Artesunate, in combination with doxycycline, was initiated with packed red cell support. Malarial parasite clearance was noted after 48 h from the peripheral blood and the platelet count, white blood cell count and bilirubin level showed improvement. However, the tachypnoea persisted and, on the fourth day of hospitalization, the patient became hypoxic and required mechanical ventilatory support. The chest X-ray was suggestive of pulmonary oedema, the electrocardiograph (ECG) was unremarkable and serum cardiac markers were negative. However, the ECG demonstrated global left ventricular hypokinesia with an ejection fraction of 40%. A diagnosis of malaria-induced myocarditis with pulmonary oedema was entertained and diuretics were administered. Her condition improved within 2 days and she was subsequently discharged. Her cardiac systolic function normalized over the next 10 days when she was followed up on an out-patient basis.
Discussion
This case reports an extremely uncommon cardiac complication without cerebral and renal involvement, in an otherwise improving patient with vivax malaria.
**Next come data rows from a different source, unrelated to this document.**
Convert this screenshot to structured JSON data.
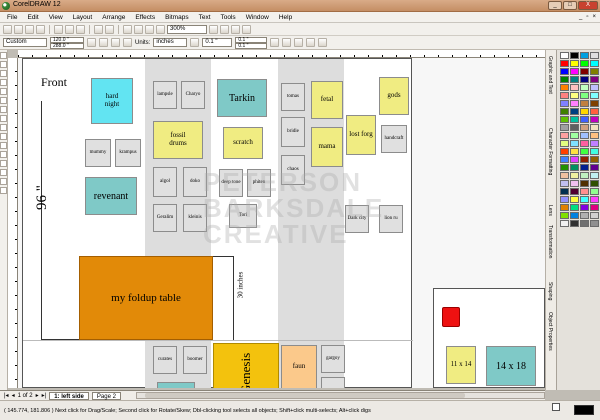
{
  "window": {
    "title": "CorelDRAW 12",
    "min": "_",
    "max": "□",
    "close": "X"
  },
  "menu": [
    "File",
    "Edit",
    "View",
    "Layout",
    "Arrange",
    "Effects",
    "Bitmaps",
    "Text",
    "Tools",
    "Window",
    "Help"
  ],
  "toolbar": {
    "zoom": "300%"
  },
  "propbar": {
    "page_size": "Custom",
    "width": "120.0 \"",
    "height": "288.0 \"",
    "units_label": "Units:",
    "units": "inches",
    "nudge": "0.1 \"",
    "dup_x": "0.1 \"",
    "dup_y": "0.1 \""
  },
  "canvas": {
    "front_label": "Front",
    "dimension_96": "96 \"",
    "dimension_30": "30 inches",
    "watermark": "PETERSON\nBARKSDALE\nCREATIVE",
    "items": {
      "hard_night": "hard\nnight",
      "lampsle": "lampsle",
      "charyo": "Charyo",
      "tarkin": "Tarkin",
      "tomas": "tomas",
      "fetal": "fetal",
      "gods": "gods",
      "mummy": "mummy",
      "krampus": "krampus",
      "fossil_drums": "fossil\ndrums",
      "scratch": "scratch",
      "bridle": "bridle",
      "lost_forg": "lost forg",
      "handcraft": "handcraft",
      "mama": "mama",
      "algol": "algol",
      "doko": "doko",
      "deep_tone": "deep tone",
      "phiten": "phiten",
      "chaos": "chaos",
      "revenant": "revenant",
      "geralim": "Geralim",
      "kleinis": "kleinis",
      "tori": "Tori",
      "dark_city": "Dark city",
      "lion_ru": "lion ru",
      "foldup": "my foldup table",
      "curates": "curates",
      "boomer": "boomer",
      "genesis": "Genesis",
      "faun": "faun",
      "gargoy": "gargoy",
      "eleven14": "11 x 14",
      "fourteen18": "14 x 18"
    }
  },
  "dockers": [
    "Graphic and Text",
    "Character Formatting",
    "Lens",
    "Transformation",
    "Shaping",
    "Object Properties"
  ],
  "palette": [
    "#ffffff",
    "#000000",
    "#00a0e0",
    "#e0e0e0",
    "#ff0000",
    "#ffff00",
    "#00ff00",
    "#00ffff",
    "#0000ff",
    "#ff00ff",
    "#800000",
    "#808000",
    "#008000",
    "#008080",
    "#000080",
    "#800080",
    "#ff8000",
    "#ffc0c0",
    "#c0ffc0",
    "#c0c0ff",
    "#ff8080",
    "#ffff80",
    "#80ff80",
    "#80ffff",
    "#8080ff",
    "#ff80ff",
    "#c08040",
    "#804000",
    "#408000",
    "#004080",
    "#ffd700",
    "#ff6040",
    "#60c000",
    "#00c0a0",
    "#4060ff",
    "#c000c0",
    "#a0a0a0",
    "#606060",
    "#d0a080",
    "#f0e0c0",
    "#ffa0a0",
    "#a0ffa0",
    "#a0c0ff",
    "#ffc080",
    "#e0ff80",
    "#80e0ff",
    "#ff60a0",
    "#c080ff",
    "#ff4000",
    "#ffe040",
    "#40ff40",
    "#40ffe0",
    "#4080ff",
    "#e040ff",
    "#902000",
    "#906000",
    "#209000",
    "#009060",
    "#002090",
    "#600090",
    "#f0c0a0",
    "#f0f0a0",
    "#c0f0c0",
    "#c0f0f0",
    "#c0c0f0",
    "#f0c0f0",
    "#503000",
    "#305000",
    "#003050",
    "#500030",
    "#ff9090",
    "#90ff90",
    "#9090ff",
    "#ffff40",
    "#40ffff",
    "#ff40ff",
    "#e08000",
    "#00e080",
    "#8000e0",
    "#e00080",
    "#80e000",
    "#0080e0",
    "#b0b0b0",
    "#d0d0d0",
    "#f0f0f0",
    "#303030",
    "#707070",
    "#909090"
  ],
  "pages": {
    "counter": "1 of 2",
    "tab1": "1: left side",
    "tab2": "Page 2"
  },
  "status": {
    "coords": "( 145.774, 181.806 )",
    "hint": "Next click for Drag/Scale; Second click for Rotate/Skew; Dbl-clicking tool selects all objects; Shift+click multi-selects; Alt+click digs"
  }
}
The patho-physiology of cardiac involvement in severe malaria is unclear but mechanical blockage of capillaries by malarial parasites and parasitized red blood cells probably caused ischaemic myocardial dysfunction. Acidosis and hypoglycaemia impair the myocardial integrity and function and may raise the levels of cardiac enzymes, not seen in our case. Although the cardiac enzymes in this case were not elevated, the lack of any evidence of prior cardiac dysfunction on the basis of history, the detection of decreased left ventricular contractility and its normalization in relation to the occurrence of acute malaria favours the diagnosis of acute myocarditis.
Conclusion
Cardiac dysfunctions, though rare in malaria, have been reported mainly in infection with Pl. falciparum. However, cardiac complications due to vivax malaria are extremely rare in the literature. Franzen et al. reported ECG abnormalities in 23% cases followed by pericardial effusion and myocardial dysfunction in 9% and 4.5% of cases, respectively. 3 Recently, a case of myocarditis associated with Pl. vivax has been reported in a 27-year-old woman by Soon et al., who had no sequalae. 4 Mohapatra et al. described myocardial injury as evidenced by raised cardiac troponin T levels in 11.8% patients with cerebral malaria. 5 The present case had haematological involvement in the form of pancytopenia and cardiac involvement. However, cerebral involvement and hypoglycaemia were lacking. Also, the patient in question did not develop hypotension and recovered completely. Moreover, pulmonary oedema manifested despite clinical, haematological and biochemical improvement.